The process of inflammation and fibrosis plays a significant role in the pathogenesis of degenerative AS, causing not only valvular changes, but also myocardial and conduction system remodeling, with limited research addressing the latter. Circulating biomarkers of inflammation and fibrosis, reflecting the underlying pathological changes of the conduction system, could potentially be correlated with the risk of TAVI-related CDs. Those biomarkers have not been investigated as predictors of the aforementioned disorders so far. Routinely and widely available inflammatory biomarkers could be used in everyday clinical practice as additional predictors for the development of TAVI-related CDs and consequently contribute to an individualized approach in planning the procedure. In accordance with certain more specific and complex biomarkers, analysis of this correlation could also contribute to understanding and clarifying the role of inflammation and fibrosis in the pathogenesis of new-onset CDs in patients undergoing the TAVI procedure.

Trial objective: To investigate the role of pre-procedural values of systemic biomarkers of inflammation and fibrosis in the prediction of new-onset CDs and permanent pacemaker implantation (PPI) in patients with severe AS undergoing TAVI procedure.

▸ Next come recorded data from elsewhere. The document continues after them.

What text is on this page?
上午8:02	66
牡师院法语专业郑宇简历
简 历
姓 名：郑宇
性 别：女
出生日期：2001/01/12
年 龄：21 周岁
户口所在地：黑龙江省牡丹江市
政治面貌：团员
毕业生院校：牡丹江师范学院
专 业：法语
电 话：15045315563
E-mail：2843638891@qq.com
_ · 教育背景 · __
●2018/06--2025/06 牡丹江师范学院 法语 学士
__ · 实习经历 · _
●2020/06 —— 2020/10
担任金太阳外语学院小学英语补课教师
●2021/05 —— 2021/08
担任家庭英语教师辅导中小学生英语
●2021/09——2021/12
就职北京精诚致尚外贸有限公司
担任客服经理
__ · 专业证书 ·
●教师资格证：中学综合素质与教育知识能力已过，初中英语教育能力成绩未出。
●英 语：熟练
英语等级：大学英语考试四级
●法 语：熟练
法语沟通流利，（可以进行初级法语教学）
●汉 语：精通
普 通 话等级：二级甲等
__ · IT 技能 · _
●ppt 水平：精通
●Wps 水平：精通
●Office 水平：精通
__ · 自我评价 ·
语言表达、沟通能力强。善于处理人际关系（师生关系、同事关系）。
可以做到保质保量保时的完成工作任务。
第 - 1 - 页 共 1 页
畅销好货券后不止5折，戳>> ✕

Methodology: This is an observational prospective trial that will include a minimum of 102 consecutive patients with severe AS hospitalized in Clinical Hospital Center Rijeka for a planned TAVI procedure, according to the previous Heart Team decision. In all patients, peripheral venous blood samples will be collected before the procedure for analysis and calculation of inflammatory and fibrosis biomarkers (C-reactive protein (CRP), procalcitonin (PCT), interleukin-6 (IL-6), calprotectin, lactate-dehydrogenase (LD), ferritin, CRP/albumin ratio (CAR), index of systemic immuno-inflammation (SII), and transforming growth factor-β1 (TGF- β1). In a patient subpopulation of 40 individuals, four specific microRNAs (miR-21, miR-29b, miR-155, and miR-146b) involved in the regulation of fibrosis and inflammation, will be additionally analyzed. Pre-procedural echocardiographic parameters to assess the extent of extravalvular cardiac damage related to AS and myocardial deformation analysis as a non-invasive marker of fibrosis will be evaluated and correlated with rates of new-onset TAVI-related CDs. The electrocardiogram (ECG) will be analysed before and consecutively after the procedure, during hospitalization, and at a 3-month follow-up. Patients will be assigned to a group with or without new-onset CD, whether a previously defined CD or PPI was recorded during the index hospitalization and follow-up period.